Parkland Formula Worked Example
Widely used criteria for referral to a specialist burns unit include:
- Partial-thickness burns greater than about 10% TBSA (and any large full-thickness burn).
- Burns involving the face, hands, feet, perineum/genitalia or major joints.
- Electrical (including lightning) and significant chemical burns.
- Inhalation injury, or burns with associated major trauma.
- Circumferential burns, burns at the extremes of age, and burns in patients with significant comorbidity.
CLINICAL PEARL
Always calculate the first half of the Parkland fluid from the time of the burn, not the time of arrival. A patient who reaches casualty three hours after a flame burn has already 'used up' three of the eight hours, so the first half must be delivered in the five hours that remain — running it over the full eight from arrival silently under-resuscitates the patient. And never let a normal blood pressure reassure you in a major burn: hypotension is a late sign, so titrate to urine output (0.5-1 mL/kg/h in adults), not to the cuff.
Self-Assessment: Consolidating Burns Assessment
Test your integrated understanding with a worked scenario before moving on. A 70 kg man sustains flame burns to the whole of his anterior trunk, the whole of one entire arm and the front and back of one entire leg. Work through the assessment in order. First estimate the %TBSA using Wallace's rule of nines: anterior trunk 18%, one whole upper limb 9%, and one whole lower limb 18% — a total of about 45% TBSA. Next apply the Parkland formula: 4 mL x 70 kg x 45 = 12,600 mL of Ringer's lactate over 24 hours, of which half (6,300 mL) is given in the first 8 hours from the time of the burn and the remaining 6,300 mL over the next 16 hours. Then state your end-point of resuscitation: titrate the rate to maintain a urine output of 0.5-1 mL/kg/h, roughly 35-70 mL/h in this patient, via a catheter. Finally, list the parallel priorities you must not forget: assess and protect the airway (look for inhalation injury), give analgesia and tetanus prophylaxis, examine for circumferential burns that might need escharotomy, and recognise that a 45% burn clearly meets the criteria for referral to a specialist burns unit.

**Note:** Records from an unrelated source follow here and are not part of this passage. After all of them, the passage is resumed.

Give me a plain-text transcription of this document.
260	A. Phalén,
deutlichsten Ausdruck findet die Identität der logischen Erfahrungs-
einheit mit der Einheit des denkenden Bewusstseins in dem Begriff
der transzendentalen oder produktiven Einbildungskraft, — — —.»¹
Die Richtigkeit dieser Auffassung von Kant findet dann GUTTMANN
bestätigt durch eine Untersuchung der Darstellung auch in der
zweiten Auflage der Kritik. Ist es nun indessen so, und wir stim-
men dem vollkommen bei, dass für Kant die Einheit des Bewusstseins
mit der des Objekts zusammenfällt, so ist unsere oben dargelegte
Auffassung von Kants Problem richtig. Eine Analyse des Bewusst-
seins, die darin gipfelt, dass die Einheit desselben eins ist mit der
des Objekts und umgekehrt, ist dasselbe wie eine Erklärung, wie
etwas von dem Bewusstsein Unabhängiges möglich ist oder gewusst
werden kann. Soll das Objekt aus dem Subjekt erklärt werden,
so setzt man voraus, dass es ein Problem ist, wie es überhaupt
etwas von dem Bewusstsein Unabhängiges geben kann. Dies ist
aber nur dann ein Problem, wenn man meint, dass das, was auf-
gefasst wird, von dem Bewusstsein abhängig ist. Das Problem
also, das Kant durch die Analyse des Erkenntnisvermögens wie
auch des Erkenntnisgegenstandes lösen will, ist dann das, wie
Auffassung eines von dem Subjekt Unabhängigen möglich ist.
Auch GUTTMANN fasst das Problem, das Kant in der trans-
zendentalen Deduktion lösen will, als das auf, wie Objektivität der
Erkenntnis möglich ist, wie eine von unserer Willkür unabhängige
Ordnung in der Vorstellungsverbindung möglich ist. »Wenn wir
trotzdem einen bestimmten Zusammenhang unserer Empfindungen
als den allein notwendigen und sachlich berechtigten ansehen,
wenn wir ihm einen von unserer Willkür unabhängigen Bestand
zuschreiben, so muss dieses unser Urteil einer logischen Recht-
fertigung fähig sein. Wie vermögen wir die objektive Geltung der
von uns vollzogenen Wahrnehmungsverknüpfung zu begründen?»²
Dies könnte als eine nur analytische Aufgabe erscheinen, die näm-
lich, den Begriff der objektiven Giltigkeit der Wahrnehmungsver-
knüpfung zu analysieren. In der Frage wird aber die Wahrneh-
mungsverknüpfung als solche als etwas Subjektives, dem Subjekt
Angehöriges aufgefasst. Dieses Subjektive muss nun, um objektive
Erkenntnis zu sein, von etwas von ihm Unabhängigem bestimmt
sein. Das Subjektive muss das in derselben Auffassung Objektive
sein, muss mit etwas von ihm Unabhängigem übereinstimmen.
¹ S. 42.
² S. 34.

Rehearsing this exact sequence — area, formula, end-point, airway, referral — turns a chaotic resuscitation into a checklist you can run under pressure.
Rule of Nines and Parkland Calculation for 45% TBSA Burn
SELF-CHECK
A 60 kg adult has burns estimated at 30% TBSA from a flame injury. Using the Parkland formula, what is the total volume of Ringer's lactate for the first 24 hours, and how is it timed?
A. 3,600 mL total, all given evenly over 24 hours
B. 7,200 mL total, with half (3,600 mL) in the first 8 hours from the time of the burn and the rest over the next 16 hours
C. 7,200 mL total, with half in the first 8 hours from the time of hospital arrival
D. 14,400 mL total, with half in the first 8 hours from the time of the burn
Reveal Answer
Answer: B. 7,200 mL total, with half (3,600 mL) in the first 8 hours from the time of the burn and the rest over the next 16 hours
Parkland = 4 mL x kg x %TBSA = 4 x 60 x 30 = 7,200 mL of Ringer's lactate in the first 24 hours. Half (3,600 mL) is given in the first 8 hours measured from the TIME OF THE BURN, and the remaining half over the next 16 hours. Timing from arrival rather than from the burn under-resuscitates the patient; the rate is then titrated to a urine output of 0.5-1 mL/kg/h.